The channel catfish, Ictalurus punctatus, complement membrane attack complex inhibitor CD59 gene was cloned and analyzed. Total RNA from tissues was isolated and cDNA libraries were constructed by the rapid amplification cDNA end (RACE) method. The gene-specific primers in conjunction with the RACE primers were used to PCR amplify 5'- and 3'-ends of the CD59 transcript. The complete channel catfish CD59 cDNA comprised 1109 bp including a 132-bp 5'-untranslated, a 360-bp open reading frame, and a 617-bp 3'-untranslated region. The open reading frame encodes a putative protein of 119-amino acid residues with calculated molecular mass (without potential glycosylation) of 13.2 kDa.

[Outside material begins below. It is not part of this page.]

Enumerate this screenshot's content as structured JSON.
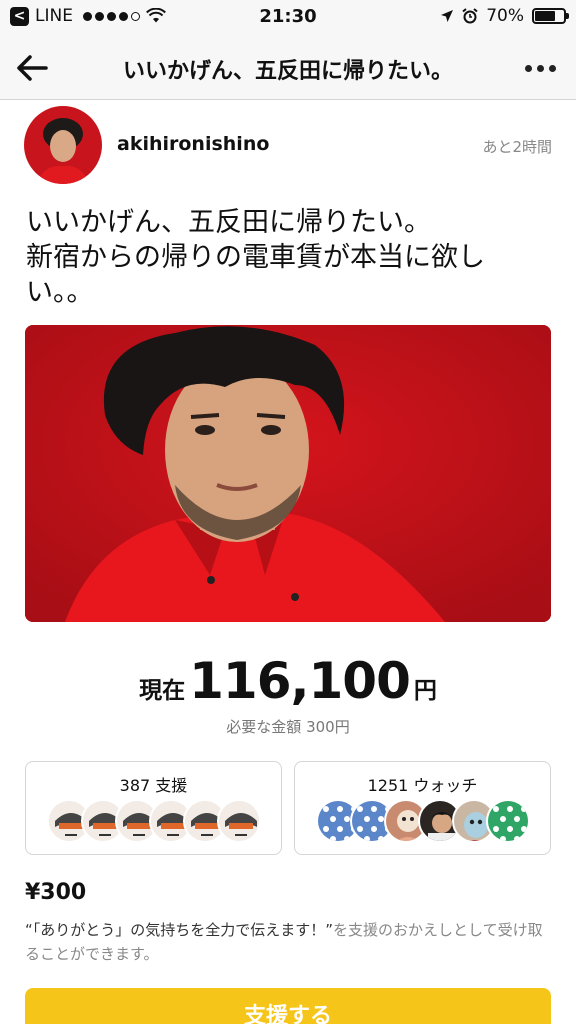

However, the CD59 protein has a potential N-glycosylation site at the Asn35 residue. The degree of conservation of the channel catfish amino acid sequence to mammalian counterparts is 24-32%, while to those of other fish species is 44-54%. One remarkable feature is that the number and position of cysteine residues were conserved in the mature protein among species examined, suggesting that although the primary amino acid sequences are divergent, the three-dimensional structure of CD59 via disulfide linkages may be conserved through the evolutionary process. The putative protein could be further divided into three domains: a 21-amino acid signal peptide at the N-terminus, a 72-amino acid mature protein, and a 26-amino acid glycosylphosphatidylinositol (GPI) anchoring signal peptide at the carboxyl terminus. CD59 was expressed in all channel catfish tissues studied, suggesting that like mammals, channel catfish CD59 is constitutively expressed.